One of my favorite books in 4th grade (living in Chicago at the time), was The Phantom Tollbooth. For those unfamiliar, a young, bored boy named Milo is gifted a small tollbooth and he uses his little electric car to drive through it and to worlds beyond. The trip changes his outlook on life. As a child, I yearned to drive myself on a trip to unexplored places. Frankly, I was enamored with driving, hoping to become a bus driver when I grew up since I would be able to drive all day long.

I have traveled to many places here in the US and around the world, and each trip has changed my outlook. But I have never traveled by myself. So on March 1, 2025, I will get in my little car, drive through my little tollbooth, and see what is in between here and there. If you would like to see what it is, please follow along.

Illinois, March 14, 2025

The Art Institute has been my favorite museum in Chicago for as long as I remember. I try to visit it every time I am in Chicago. However, my daughter recommended I visit the Museum of Science and Industry today. I thought I would stop in for a bit and then go to the Art Institute. However, I never made it to the Art Institute, because the Museum of Science and Industry was one of the best museums I have ever visited.

The Griffin Museum of Science and Industry (MSI), was initially endowed by Sears, Roebuck and Company president and philanthropist, Julius Rosenwald and supported by the Commercial Club of Chicago. It opened in 1933 during the Century of Progress Exposition of the World’s Fair. It was renamed for benefactor and financier Kenneth C Griffin in 2024.
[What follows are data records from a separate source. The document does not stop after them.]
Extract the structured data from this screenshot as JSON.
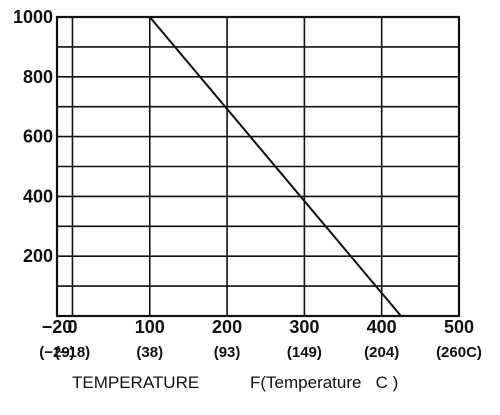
{
  "chart_data": {
    "type": "line",
    "title": "",
    "xlim": [
      -20,
      500
    ],
    "ylim": [
      0,
      1000
    ],
    "grid": true,
    "x_ticks": [
      {
        "value": -20,
        "label": "−20",
        "sublabel": "(−29)"
      },
      {
        "value": 0,
        "label": "0",
        "sublabel": "(−18)"
      },
      {
        "value": 100,
        "label": "100",
        "sublabel": "(38)"
      },
      {
        "value": 200,
        "label": "200",
        "sublabel": "(93)"
      },
      {
        "value": 300,
        "label": "300",
        "sublabel": "(149)"
      },
      {
        "value": 400,
        "label": "400",
        "sublabel": "(204)"
      },
      {
        "value": 500,
        "label": "500",
        "sublabel": "(260C)"
      }
    ],
    "x_gridlines": [
      0,
      100,
      200,
      300,
      400
    ],
    "y_ticks": [
      {
        "value": 200,
        "label": "200"
      },
      {
        "value": 400,
        "label": "400"
      },
      {
        "value": 600,
        "label": "600"
      },
      {
        "value": 800,
        "label": "800"
      },
      {
        "value": 1000,
        "label": "1000"
      }
    ],
    "y_gridlines": [
      100,
      200,
      300,
      400,
      500,
      600,
      700,
      800,
      900
    ],
    "series": [
      {
        "x": [
          100,
          425
        ],
        "y": [
          1000,
          0
        ]
      }
    ],
    "xlabel_left": "TEMPERATURE",
    "xlabel_right": "F(Temperature   C )",
    "colors": {
      "line": "#111111",
      "grid": "#111111",
      "text": "#111111"
    }
  }
}
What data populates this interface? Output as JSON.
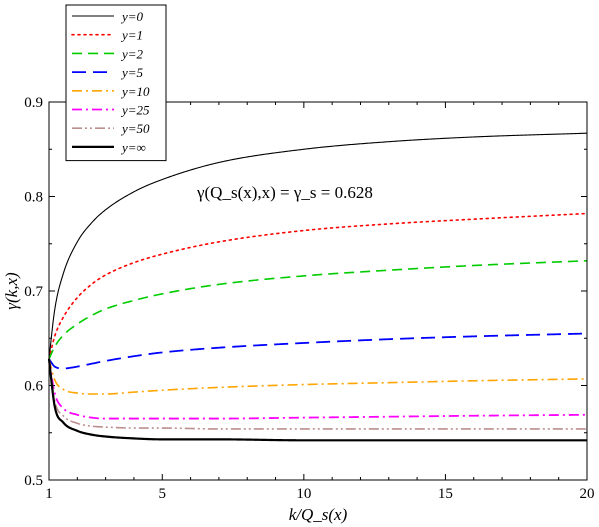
{
  "chart_data": {
    "type": "line",
    "title": "",
    "xlabel": "k/Q_s(x)",
    "ylabel": "γ(k,x)",
    "annotation": "γ(Q_s(x),x) = γ_s = 0.628",
    "xlim": [
      1,
      20
    ],
    "ylim": [
      0.5,
      0.9
    ],
    "xticks": [
      1,
      5,
      10,
      15,
      20
    ],
    "yticks": [
      0.5,
      0.6,
      0.7,
      0.8,
      0.9
    ],
    "xtick_labels": [
      "1",
      "5",
      "10",
      "15",
      "20"
    ],
    "ytick_labels": [
      "0.5",
      "0.6",
      "0.7",
      "0.8",
      "0.9"
    ],
    "grid": false,
    "legend_position": "top-left",
    "x": [
      1.0,
      1.2,
      1.5,
      2.0,
      2.5,
      3.0,
      4.0,
      5.0,
      7.0,
      10.0,
      13.0,
      16.0,
      20.0
    ],
    "series": [
      {
        "name": "y=0",
        "color": "#000000",
        "dash": "solid",
        "width": 1.1,
        "values": [
          0.628,
          0.68,
          0.718,
          0.752,
          0.772,
          0.786,
          0.805,
          0.818,
          0.836,
          0.85,
          0.858,
          0.863,
          0.867
        ]
      },
      {
        "name": "y=1",
        "color": "#ff0000",
        "dash": "dotted",
        "width": 1.6,
        "values": [
          0.628,
          0.652,
          0.672,
          0.693,
          0.707,
          0.717,
          0.73,
          0.739,
          0.752,
          0.764,
          0.771,
          0.776,
          0.782
        ]
      },
      {
        "name": "y=2",
        "color": "#00cc00",
        "dash": "dashed",
        "width": 1.6,
        "values": [
          0.628,
          0.641,
          0.653,
          0.665,
          0.674,
          0.681,
          0.69,
          0.697,
          0.707,
          0.716,
          0.722,
          0.727,
          0.732
        ]
      },
      {
        "name": "y=5",
        "color": "#0000ff",
        "dash": "longdash",
        "width": 1.8,
        "values": [
          0.628,
          0.62,
          0.618,
          0.62,
          0.623,
          0.626,
          0.631,
          0.635,
          0.64,
          0.645,
          0.649,
          0.652,
          0.655
        ]
      },
      {
        "name": "y=10",
        "color": "#ffa500",
        "dash": "dashdot",
        "width": 1.6,
        "values": [
          0.628,
          0.606,
          0.596,
          0.592,
          0.591,
          0.591,
          0.593,
          0.595,
          0.598,
          0.601,
          0.603,
          0.605,
          0.607
        ]
      },
      {
        "name": "y=25",
        "color": "#ff00ff",
        "dash": "dashdot",
        "width": 1.8,
        "values": [
          0.628,
          0.592,
          0.576,
          0.569,
          0.566,
          0.565,
          0.565,
          0.565,
          0.565,
          0.566,
          0.567,
          0.568,
          0.569
        ]
      },
      {
        "name": "y=50",
        "color": "#bc8f8f",
        "dash": "dashdotdot",
        "width": 1.6,
        "values": [
          0.628,
          0.584,
          0.568,
          0.56,
          0.557,
          0.556,
          0.555,
          0.555,
          0.554,
          0.554,
          0.554,
          0.554,
          0.554
        ]
      },
      {
        "name": "y=∞",
        "color": "#000000",
        "dash": "solid",
        "width": 2.2,
        "values": [
          0.628,
          0.578,
          0.561,
          0.552,
          0.548,
          0.546,
          0.544,
          0.543,
          0.543,
          0.542,
          0.542,
          0.542,
          0.542
        ]
      }
    ]
  }
}
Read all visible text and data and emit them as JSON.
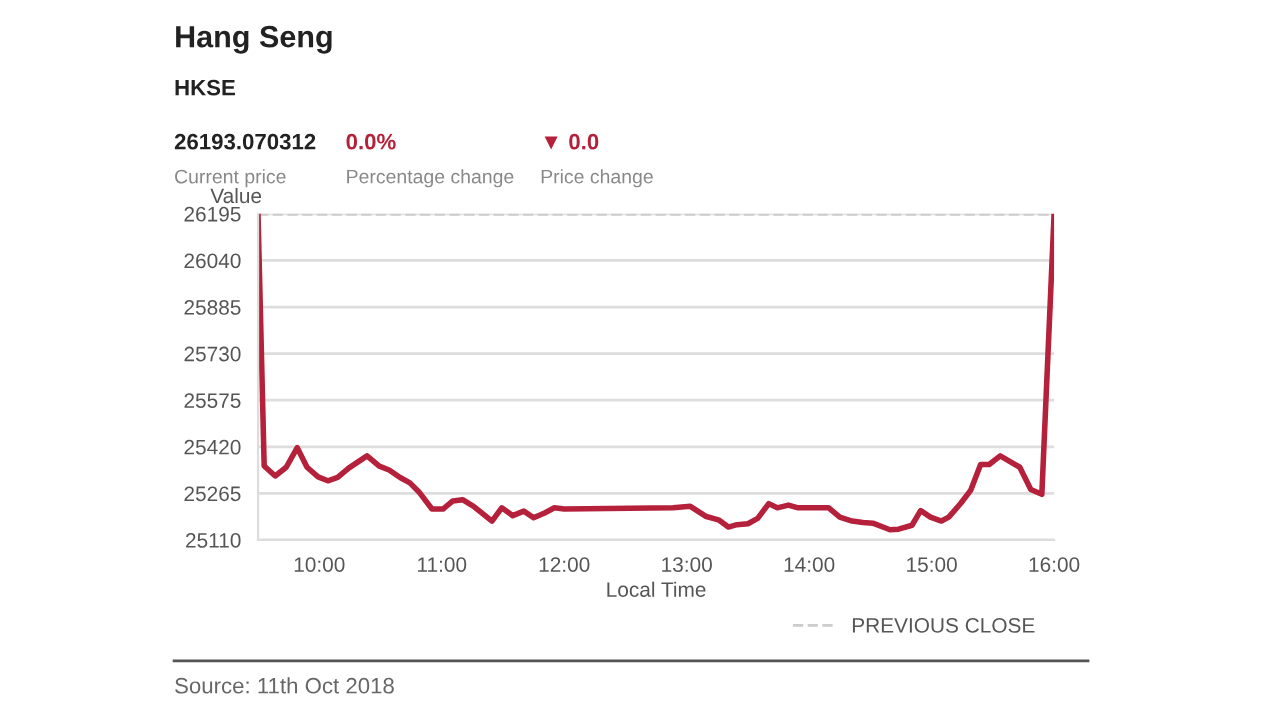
{
  "chart_data": {
    "type": "line",
    "title": "Hang Seng",
    "subtitle": "HKSE",
    "annotations": [
      "26193.070312",
      "Current price",
      "0.0%",
      "Percentage change",
      "▼ 0.0",
      "Price change",
      "Source: 11th Oct 2018"
    ],
    "ylabel": "Value",
    "xlabel": "Local Time",
    "x": [
      9.5,
      9.55,
      9.64,
      9.73,
      9.82,
      9.9,
      9.99,
      10.07,
      10.15,
      10.24,
      10.39,
      10.49,
      10.57,
      10.66,
      10.74,
      10.82,
      10.92,
      11.01,
      11.09,
      11.17,
      11.26,
      11.41,
      11.49,
      11.58,
      11.67,
      11.75,
      11.84,
      11.92,
      12.0,
      12.89,
      13.03,
      13.16,
      13.26,
      13.34,
      13.41,
      13.5,
      13.58,
      13.67,
      13.74,
      13.83,
      13.91,
      14.16,
      14.25,
      14.35,
      14.44,
      14.52,
      14.66,
      14.73,
      14.84,
      14.91,
      14.99,
      15.08,
      15.14,
      15.24,
      15.32,
      15.4,
      15.47,
      15.56,
      15.72,
      15.81,
      15.9,
      16.0
    ],
    "series": [
      {
        "color": "#b5213a",
        "values": [
          26188,
          25356,
          25323,
          25352,
          25417,
          25352,
          25320,
          25307,
          25318,
          25349,
          25390,
          25356,
          25343,
          25318,
          25300,
          25267,
          25213,
          25213,
          25240,
          25244,
          25222,
          25173,
          25217,
          25191,
          25206,
          25184,
          25200,
          25217,
          25213,
          25217,
          25222,
          25188,
          25177,
          25153,
          25161,
          25164,
          25182,
          25231,
          25217,
          25226,
          25217,
          25217,
          25186,
          25173,
          25168,
          25166,
          25144,
          25146,
          25159,
          25208,
          25186,
          25173,
          25186,
          25233,
          25276,
          25361,
          25361,
          25390,
          25352,
          25278,
          25262,
          26193
        ]
      }
    ],
    "xlim": [
      9.5,
      16.0
    ],
    "ylim": [
      25110,
      26195
    ],
    "xticks": [
      {
        "value": 10,
        "label": "10:00"
      },
      {
        "value": 11,
        "label": "11:00"
      },
      {
        "value": 12,
        "label": "12:00"
      },
      {
        "value": 13,
        "label": "13:00"
      },
      {
        "value": 14,
        "label": "14:00"
      },
      {
        "value": 15,
        "label": "15:00"
      },
      {
        "value": 16,
        "label": "16:00"
      }
    ],
    "yticks": [
      25110,
      25265,
      25420,
      25575,
      25730,
      25885,
      26040,
      26195
    ],
    "ref_lines": [
      {
        "axis": "y",
        "value": 26193.07,
        "label": "PREVIOUS CLOSE",
        "color": "#cccccc",
        "line_style": "dashed"
      }
    ],
    "grid": "y",
    "legend": "bottom right",
    "marker": "none",
    "line_style": "solid"
  }
}
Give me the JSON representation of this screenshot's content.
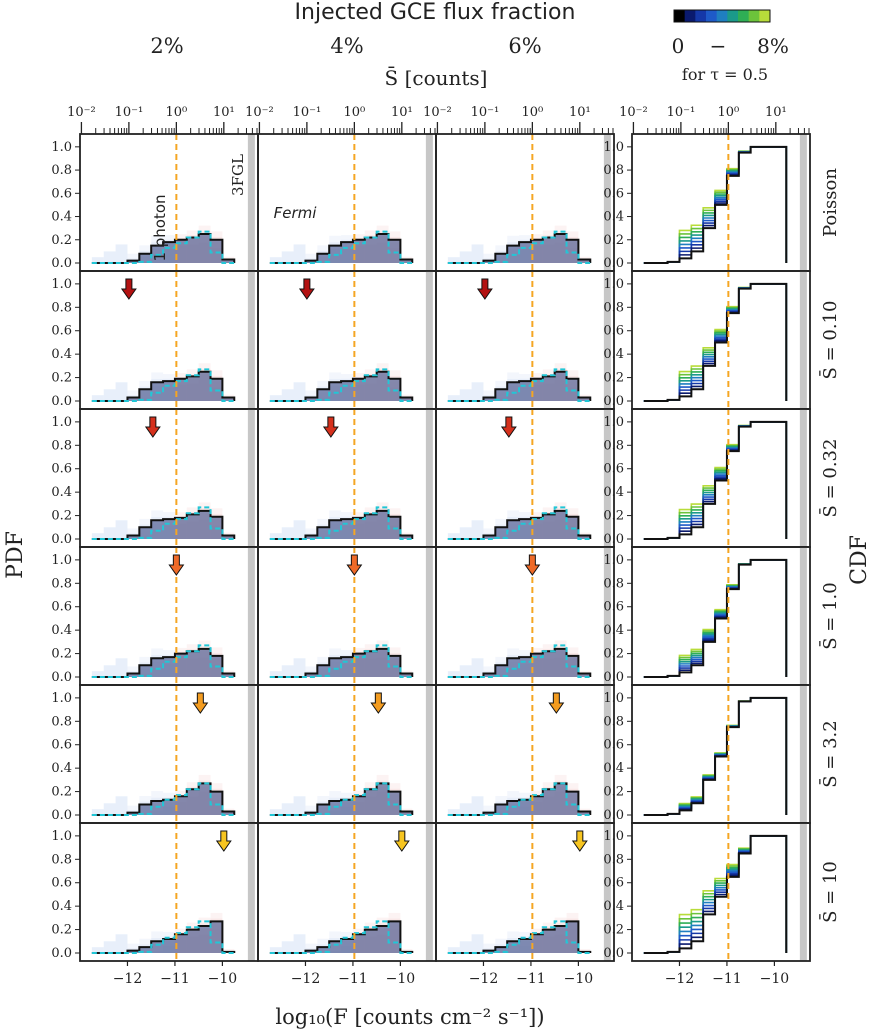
{
  "header": {
    "title": "Injected GCE flux fraction",
    "columns": [
      {
        "label": "2%",
        "color": "#1f3ca0"
      },
      {
        "label": "4%",
        "color": "#2a8a8a"
      },
      {
        "label": "6%",
        "color": "#4caf3a"
      }
    ],
    "colorbar": {
      "min_label": "0",
      "dash": "−",
      "max_label": "8%",
      "note": "for τ = 0.5",
      "colors": [
        "#000000",
        "#0a1a6e",
        "#1538a8",
        "#1e5ac8",
        "#1f7fc0",
        "#1b9a8a",
        "#2fae55",
        "#6cc33b",
        "#b8dc3a"
      ]
    }
  },
  "top_axis": {
    "label": "S̄ [counts]",
    "tick_labels": [
      "10⁻²",
      "10⁻¹",
      "10⁰",
      "10¹"
    ],
    "tick_values": [
      -2,
      -1,
      0,
      1
    ]
  },
  "bottom_axis": {
    "label": "log₁₀(F [counts cm⁻² s⁻¹])",
    "tick_labels": [
      "−12",
      "−11",
      "−10"
    ]
  },
  "left_axis_label": "PDF",
  "right_axis_label": "CDF",
  "annotations": {
    "photon": "1 photon",
    "fgl": "3FGL",
    "fermi": "Fermi"
  },
  "colors": {
    "photon_line": "#f5a623",
    "fermi_line": "#22c6d6",
    "fgl_band": "#bdbdbd",
    "black": "#111111"
  },
  "rows": [
    {
      "label": "Poisson",
      "color": "#111111",
      "s_bar": null
    },
    {
      "label": "S̄ = 0.10",
      "color": "#9e1a1a",
      "s_bar": 0.1,
      "arrow_color": "#b31212"
    },
    {
      "label": "S̄ = 0.32",
      "color": "#c8321e",
      "s_bar": 0.32,
      "arrow_color": "#d5301c"
    },
    {
      "label": "S̄ = 1.0",
      "color": "#e8602a",
      "s_bar": 1.0,
      "arrow_color": "#ef6a28"
    },
    {
      "label": "S̄ = 3.2",
      "color": "#f09a2a",
      "s_bar": 3.2,
      "arrow_color": "#f39c20"
    },
    {
      "label": "S̄ = 10",
      "color": "#f5c431",
      "s_bar": 10,
      "arrow_color": "#f7c520"
    }
  ],
  "chart_data": {
    "type": "grid of step-histograms (PDF) and CDFs",
    "x_range": [
      -13,
      -9.25
    ],
    "y_range": [
      0,
      1.05
    ],
    "y_ticks": [
      "0.0",
      "0.2",
      "0.4",
      "0.6",
      "0.8",
      "1.0"
    ],
    "x_ticks": [
      -12,
      -11,
      -10
    ],
    "one_photon_logF": -10.97,
    "fgl_threshold_logF": -9.4,
    "bin_edges": [
      -12.75,
      -12.5,
      -12.25,
      -12.0,
      -11.75,
      -11.5,
      -11.25,
      -11.0,
      -10.75,
      -10.5,
      -10.25,
      -10.0,
      -9.75
    ],
    "fermi_pdf": [
      0.0,
      0.0,
      0.0,
      0.0,
      0.01,
      0.07,
      0.13,
      0.17,
      0.22,
      0.27,
      0.09,
      0.0
    ],
    "pdf_median": [
      [
        0.0,
        0.0,
        0.0,
        0.02,
        0.08,
        0.15,
        0.18,
        0.2,
        0.22,
        0.25,
        0.2,
        0.03
      ],
      [
        0.0,
        0.0,
        0.0,
        0.03,
        0.1,
        0.16,
        0.17,
        0.19,
        0.21,
        0.25,
        0.19,
        0.03
      ],
      [
        0.0,
        0.0,
        0.0,
        0.03,
        0.1,
        0.16,
        0.17,
        0.18,
        0.21,
        0.24,
        0.19,
        0.03
      ],
      [
        0.0,
        0.0,
        0.0,
        0.03,
        0.1,
        0.16,
        0.17,
        0.2,
        0.22,
        0.24,
        0.18,
        0.03
      ],
      [
        0.0,
        0.0,
        0.0,
        0.02,
        0.09,
        0.12,
        0.13,
        0.16,
        0.22,
        0.27,
        0.2,
        0.03
      ],
      [
        0.0,
        0.0,
        0.0,
        0.02,
        0.05,
        0.1,
        0.12,
        0.16,
        0.2,
        0.23,
        0.27,
        0.01
      ]
    ],
    "cdf_black": [
      [
        0.0,
        0.0,
        0.01,
        0.04,
        0.1,
        0.3,
        0.5,
        0.75,
        0.95,
        1.0,
        1.0,
        1.0
      ],
      [
        0.0,
        0.0,
        0.01,
        0.04,
        0.1,
        0.3,
        0.5,
        0.75,
        0.96,
        1.0,
        1.0,
        1.0
      ],
      [
        0.0,
        0.0,
        0.01,
        0.04,
        0.1,
        0.3,
        0.5,
        0.75,
        0.96,
        1.0,
        1.0,
        1.0
      ],
      [
        0.0,
        0.0,
        0.01,
        0.04,
        0.1,
        0.3,
        0.5,
        0.75,
        0.96,
        1.0,
        1.0,
        1.0
      ],
      [
        0.0,
        0.0,
        0.01,
        0.04,
        0.1,
        0.3,
        0.5,
        0.75,
        0.97,
        1.0,
        1.0,
        1.0
      ],
      [
        0.0,
        0.0,
        0.01,
        0.04,
        0.1,
        0.33,
        0.48,
        0.65,
        0.85,
        1.0,
        1.0,
        1.0
      ]
    ],
    "cdf_color_spread": [
      0.25,
      0.22,
      0.22,
      0.15,
      0.06,
      0.3
    ]
  }
}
Among the museum’s most notable exhibits are a full-size replica coal mine, German submarine U-505 captured during World War II, a United Airlines Boeing 727, the Pioneer Zephyr, ( the first streamlined diesel powered passenger train in the US), the command module from Apollo 8 spacecraft, and a 3,500 square foot model railroad. Other permanent or special exhibits cover manufacturing, environmental science, physics, computers, the brain, the human body, and agricultural science.

I could tell you I about each and every thing I saw. Instead I will post my pictures and encourage you to visit the museum if you can. I would encourage you to visit any museum that is close to you. Walking around MSI, reinforced how much I don’t know, how much I will never know. Learning about anything is good.

This is a 40 foot vortex or tornado.

I watched a movie about Antarctica, learned how music affects your brain, and how ice can teach us about the world’s changing climate. I loved every minute at this marvelous place. There was so much I didn’t have time to see.

At one point I heard a little boy say, “I want to see everything!” Me too, buddy, me too.